Always On Availability Groups (AGs/AG) provides a fairly convenient and reliable High-Availability Disaster Recovery (“HADR”) solution. Each database is configured to provide a fail-over solution using multiple servers running Windows Clustering replicas.
The two replicas – primary (supporting reads and writes) and secondary (a.k.a. read replica) are synchronized via your choice of a synchronous or an asynchronous process. Once AG Listener identifies unhealthy primary it will bring read replica as a primary on a different server.
For both servers to host a primary database at any point in time, both servers would need to have identical database jobs. For example: any SSIS job that runs against ERP database on what is currently your primary server could suddenly swap to a new server. Unfortunately, Microsoft doesn’t support synchronizing of the msdb database (the database that stores all jobs related information) in AG.
As I previously mentioned, to support AG fail-over we would need identical jobs on both servers. The problem is, how do you support identical jobs on both servers without some of the jobs failing?
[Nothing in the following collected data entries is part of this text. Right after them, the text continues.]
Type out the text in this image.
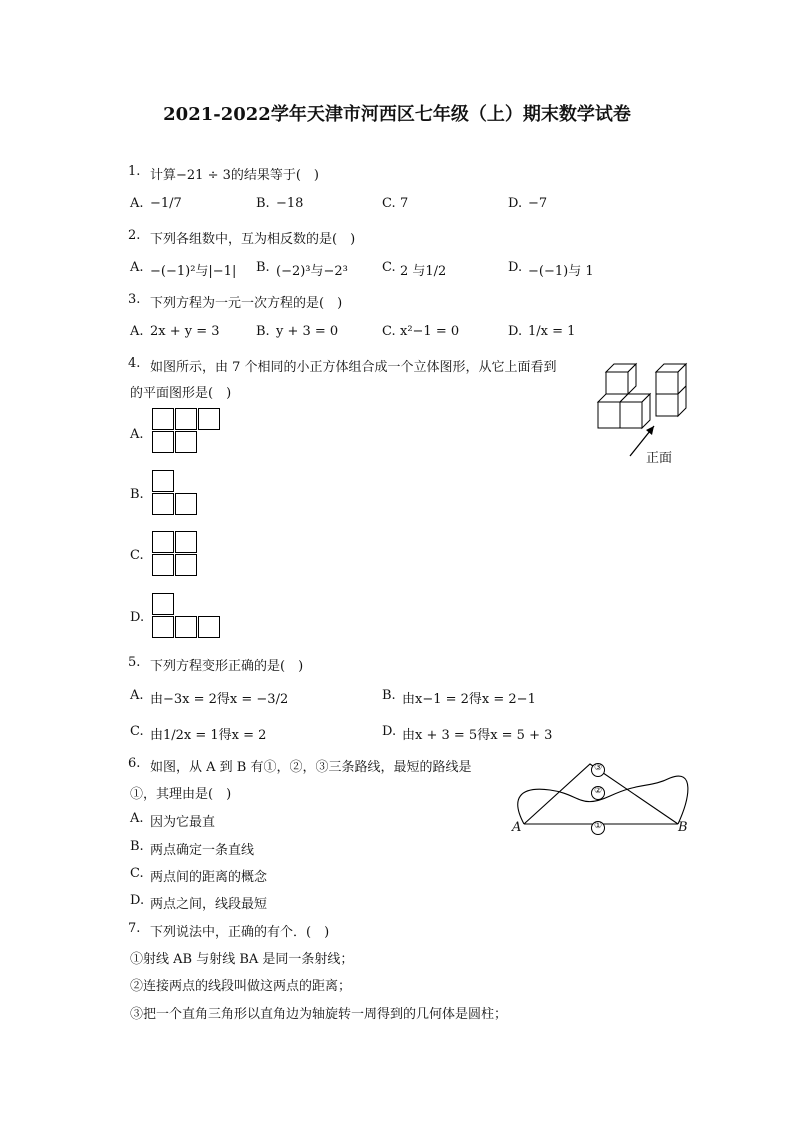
2021-2022学年天津市河西区七年级（上）期末数学试卷
1. 计算−21 ÷ 3的结果等于(　)
A. −1/7	B. −18	C. 7	D. −7
2. 下列各组数中，互为相反数的是(　)
A. −(−1)²与|−1| B. (−2)³与−2³	C. 2 与1/2	D. −(−1)与 1
3. 下列方程为一元一次方程的是(　)
A. 2x + y = 3	B. y + 3 = 0	C. x²−1 = 0	D. 1/x = 1
4. 如图所示，由 7 个相同的小正方体组合成一个立体图形，从它上面看到
的平面图形是(　)
正面
A.
B.
C.
D.
5. 下列方程变形正确的是(　)
A. 由−3x = 2得x = −3/2	B. 由x−1 = 2得x = 2−1
C. 由1/2x = 1得x = 2	D. 由x + 3 = 5得x = 5 + 3
6. 如图，从 A 到 B 有①，②，③三条路线，最短的路线是
①，其理由是(　)
A. 因为它最直
B. 两点确定一条直线
C. 两点间的距离的概念
D. 两点之间，线段最短
①
②
③
A	B
7. 下列说法中，正确的有个．(　)
①射线 AB 与射线 BA 是同一条射线；
②连接两点的线段叫做这两点的距离；
③把一个直角三角形以直角边为轴旋转一周得到的几何体是圆柱；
The same job that writes data into a primary database will fail trying to write into a secondary replica (read-only).
The easiest option of course is not have jobs on both servers and only copy jobs from primary to secondary when fail-over occurred. This is of course a great idea on paper, but it creates a maintenance nightmare for the DBA to copy all the jobs within the allowed SLA timeframe (read: highly impractical).
Another option is to keep all jobs enabled on primary and disabled on secondary; run a script to disable/enable once the fail-over occurs. While this is a better option, it still needs a human to trigger all “enable/disable jobs” job and requires a very very delicate knowledge in your current environment’s jobs to know which jobs are part of AG, which jobs are local, and even which jobs are disabled by the user for whatever reason (read: babysitting needed) .
A comprehensive solution should take care of all existing jobs, support disabled jobs by user, and also support jobs that are designed to run on primary/secondary only.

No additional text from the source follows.